Only that last bit doesn't actually work, because you have to be able 
to send future results back *into* the result.  Try actually making 
some code that runs on this protocol and yields to futures during the 
body iteration.

Really, this modified protocol can't work with a full async API the 
way my coroutine-based version does, AND the middleware is much more 
complicated.  In my version, your do-nothing middleware looks like this:

class NullMiddleware(object):
     def __init__(self, app):
         self.app = app

     def __call__(environ):
         # ACTION: pre-application environ mangling

         s, h, body = yield self.app(environ)

         # modify or replace s, h, body here

         yield s, h, body

If you want to actually process the body in some way, it looks like:

class NullMiddleware(object):

     def __init__(self, app):
         self.app = app

     def __call__(environ):
         # ACTION: pre-application environ mangling

         s, h, body = yield self.app(environ)

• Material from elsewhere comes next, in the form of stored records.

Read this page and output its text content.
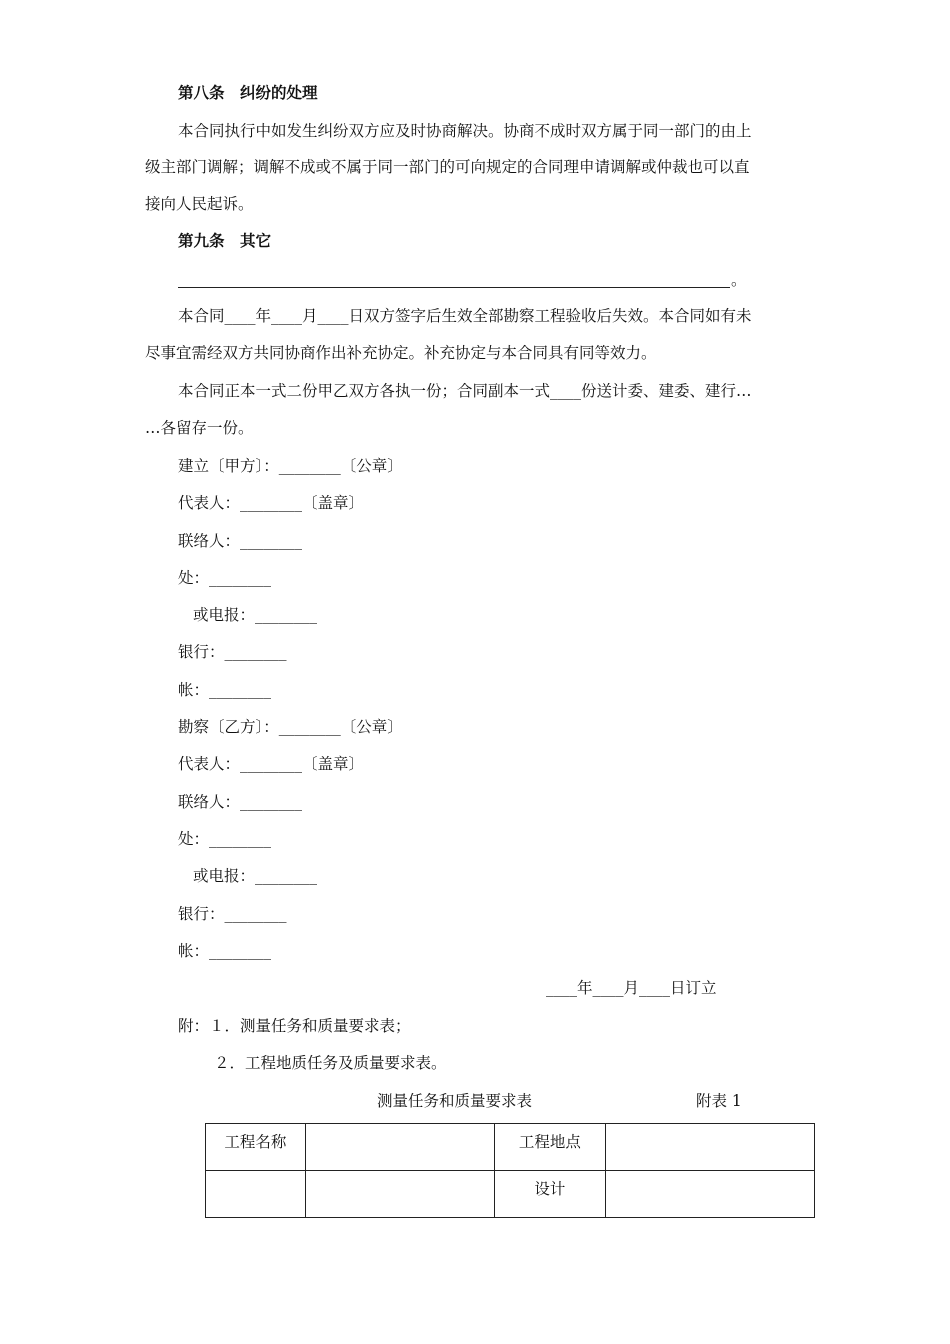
第八条　纠纷的处理
本合同执行中如发生纠纷双方应及时协商解决。协商不成时双方属于同一部门的由上
级主部门调解；调解不成或不属于同一部门的可向规定的合同理申请调解或仲裁也可以直
接向人民起诉。
第九条　其它
。
本合同____年____月____日双方签字后生效全部勘察工程验收后失效。本合同如有未
尽事宜需经双方共同协商作出补充协定。补充协定与本合同具有同等效力。
本合同正本一式二份甲乙双方各执一份；合同副本一式____份送计委、建委、建行…
…各留存一份。
建立〔甲方〕：________〔公章〕
代表人：________〔盖章〕
联络人：________
处：________
或电报：________
银行：________
帐：________
勘察〔乙方〕：________〔公章〕
代表人：________〔盖章〕
联络人：________
处：________
或电报：________
银行：________
帐：________
____年____月____日订立
附：１．测量任务和质量要求表；
２．工程地质任务及质量要求表。
测量任务和质量要求表	附表 1
工程名称		工程地点	
		设计	
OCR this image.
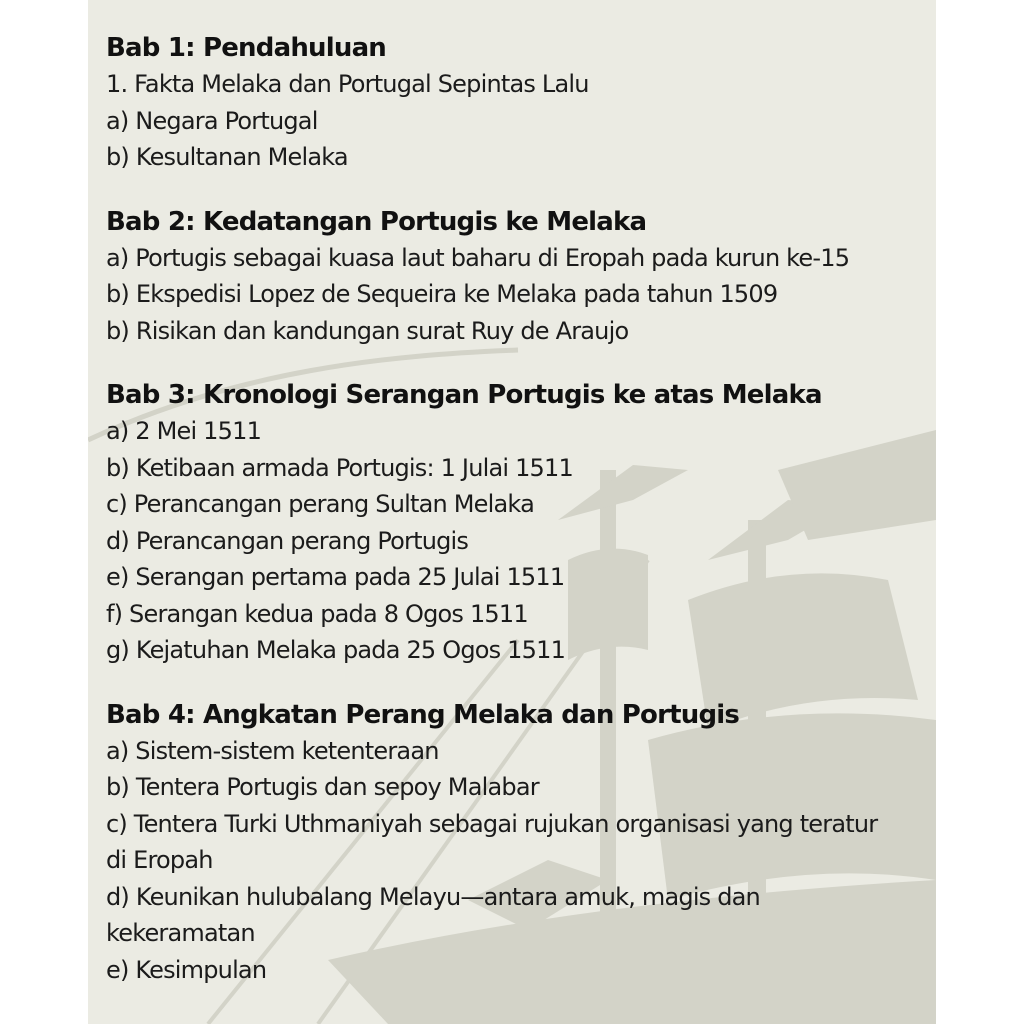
Bab 1: Pendahuluan
1. Fakta Melaka dan Portugal Sepintas Lalu
a) Negara Portugal
b) Kesultanan Melaka
Bab 2: Kedatangan Portugis ke Melaka
a) Portugis sebagai kuasa laut baharu di Eropah pada kurun ke-15
b) Ekspedisi Lopez de Sequeira ke Melaka pada tahun 1509
b) Risikan dan kandungan surat Ruy de Araujo
Bab 3: Kronologi Serangan Portugis ke atas Melaka
a) 2 Mei 1511
b) Ketibaan armada Portugis: 1 Julai 1511
c) Perancangan perang Sultan Melaka
d) Perancangan perang Portugis
e) Serangan pertama pada 25 Julai 1511
f) Serangan kedua pada 8 Ogos 1511
g) Kejatuhan Melaka pada 25 Ogos 1511
Bab 4: Angkatan Perang Melaka dan Portugis
a) Sistem-sistem ketenteraan
b) Tentera Portugis dan sepoy Malabar
c) Tentera Turki Uthmaniyah sebagai rujukan organisasi yang teratur di Eropah
d) Keunikan hulubalang Melayu—antara amuk, magis dan kekeramatan
e) Kesimpulan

         # modify or replace s, h, body here

         yield s, h, self.process(body)

     def process(self, body_iter):
         while True:
             chunk = yield body_iter
             if chunk is None:
                 break
             # process/modify chunk here
             yield chunk

And that's still a lot simpler than your sketch.

Personally, I would write both of the above as:

     def null_middleware(app):

         def wrapped(environ):
             # ACTION: pre-application environ mangling
             s, h, body = yield app(environ)

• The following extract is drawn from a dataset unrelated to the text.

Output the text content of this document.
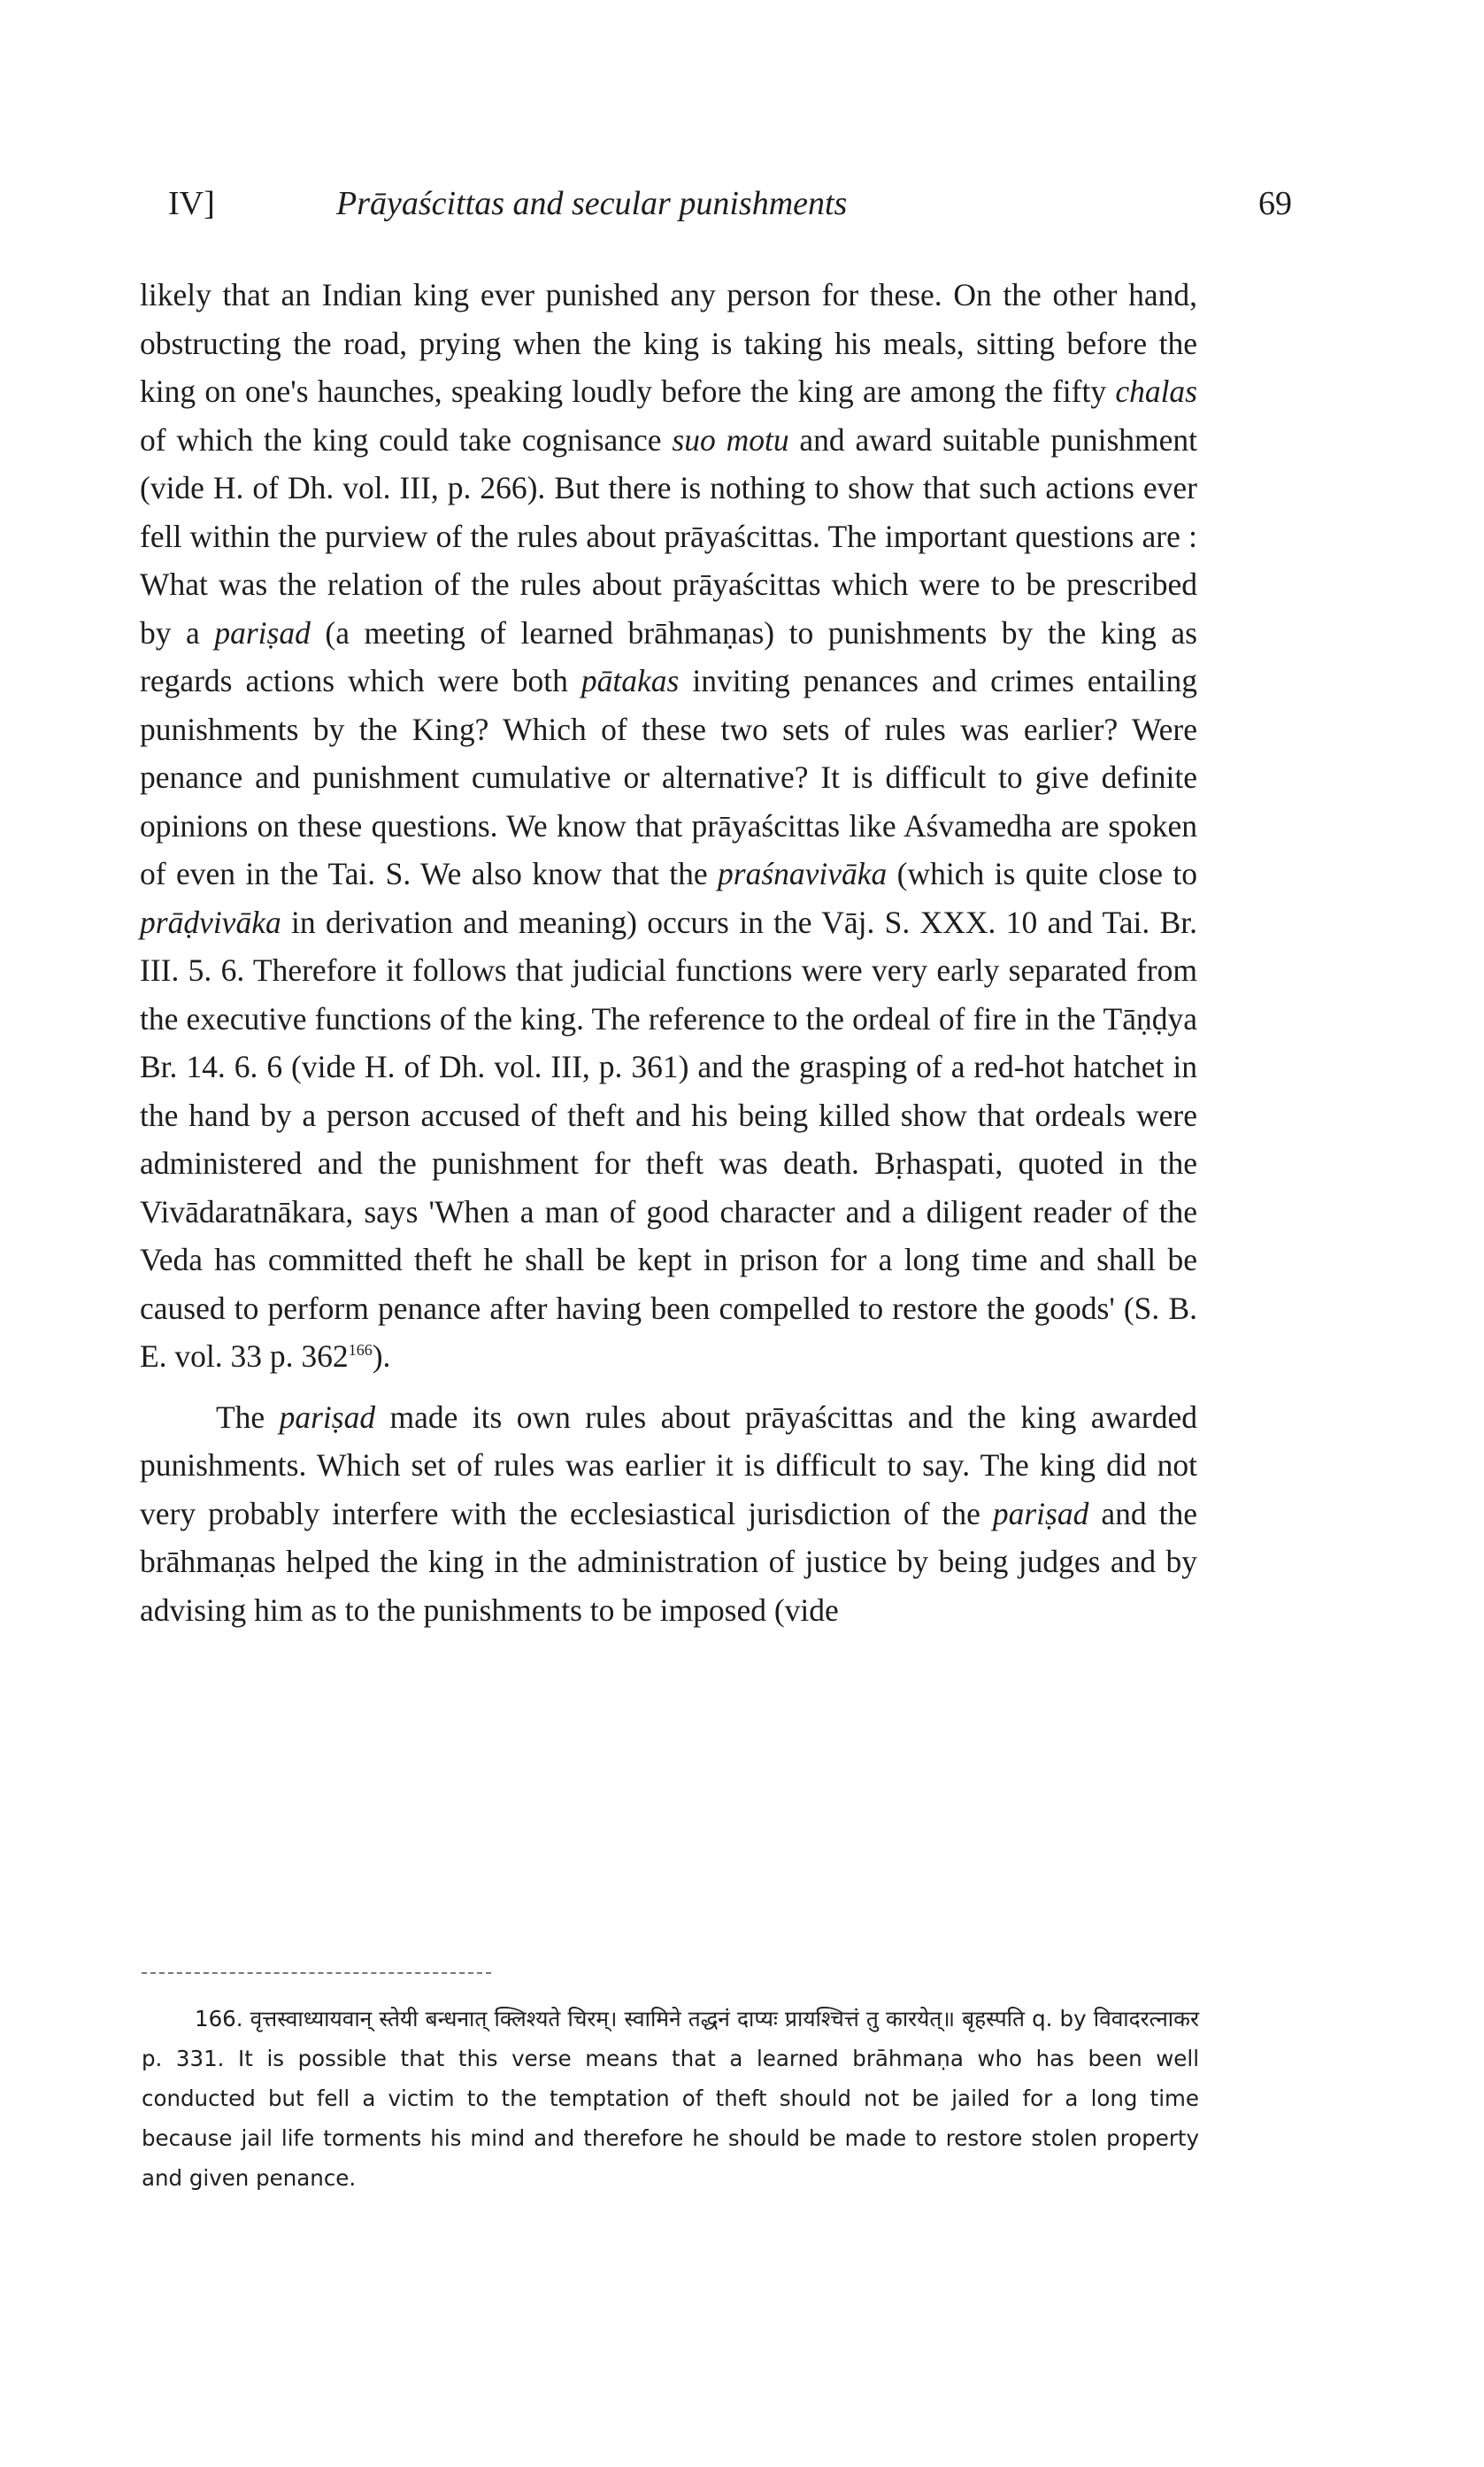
IV]	Prāyaścittas and secular punishments	69

likely that an Indian king ever punished any person for these. On the other hand, obstructing the road, prying when the king is taking his meals, sitting before the king on one's haunches, speaking loudly before the king are among the fifty chalas of which the king could take cognisance suo motu and award suitable punishment (vide H. of Dh. vol. III, p. 266). But there is nothing to show that such actions ever fell within the purview of the rules about prāyaścittas. The important questions are : What was the relation of the rules about prāyaścittas which were to be prescribed by a pariṣad (a meeting of learned brāhmaṇas) to punishments by the king as regards actions which were both pātakas inviting penances and crimes entailing punishments by the King? Which of these two sets of rules was earlier? Were penance and punishment cumulative or alternative? It is difficult to give definite opinions on these questions. We know that prāyaścittas like Aśvamedha are spoken of even in the Tai. S. We also know that the praśnavivāka (which is quite close to prāḍvivāka in derivation and meaning) occurs in the Vāj. S. XXX. 10 and Tai. Br. III. 5. 6. Therefore it follows that judicial functions were very early separated from the executive functions of the king. The reference to the ordeal of fire in the Tāṇḍya Br. 14. 6. 6 (vide H. of Dh. vol. III, p. 361) and the grasping of a red-hot hatchet in the hand by a person accused of theft and his being killed show that ordeals were administered and the punishment for theft was death. Bṛhaspati, quoted in the Vivādaratnākara, says 'When a man of good character and a diligent reader of the Veda has committed theft he shall be kept in prison for a long time and shall be caused to perform penance after having been compelled to restore the goods' (S. B. E. vol. 33 p. $362^{166}$).

The pariṣad made its own rules about prāyaścittas and the king awarded punishments. Which set of rules was earlier it is difficult to say. The king did not very probably interfere with the ecclesiastical jurisdiction of the pariṣad and the brāhmaṇas helped the king in the administration of justice by being judges and by advising him as to the punishments to be imposed (vide

166. वृत्तस्वाध्यायवान् स्तेयी बन्धनात् क्लिश्यते चिरम्। स्वामिने तद्धनं दाप्यः प्रायश्चित्तं तु कारयेत्॥ बृहस्पति q. by विवादरत्नाकर p. 331. It is possible that this verse means that a learned brāhmaṇa who has been well conducted but fell a victim to the temptation of theft should not be jailed for a long time because jail life torments his mind and therefore he should be made to restore stolen property and given penance.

             # modify or replace s, h, body here
             yield s, h, process(body)

         def process(body_iter):
             while True:
                 chunk = yield body_iter
                 if chunk is None:
                     break
                 # process/modify chunk here
                 yield chunk

         return wrapped

But that's just personal taste.  Even as a class, it's much easier to 
write.  The above middleware pattern works with the sketches I gave 
on the PEAK wiki, and I've now updated the wiki to include an example 
app and middleware for clarity.

Really, the only hole in this approach is dealing with applications 
that block.  The elephant in the room here is that while it's easy to 
write these example applications so they don't block, in practice 
people read files and do database queries and whatnot in their 
requests, and those APIs are generally synchronous.  So, unless they 
somehow fold their entire application into a future, it doesn't work.

>I liked the idea of having a separate async_read() method in 
>wsgi.input, which would set the underlying socket in nonblocking 
>mode and return a future. The event loop would watch the socket and 
>read data into a buffer and trigger the callback when the given 
>amount of data has been read. Conversely, .read() would set the 
>socket in blocking mode. What kinds of problems would this cause?

That you could never *call* the .read() method outside of a future, 
or else you would block the server, thereby obliterating the point of 
having the async API in the first place.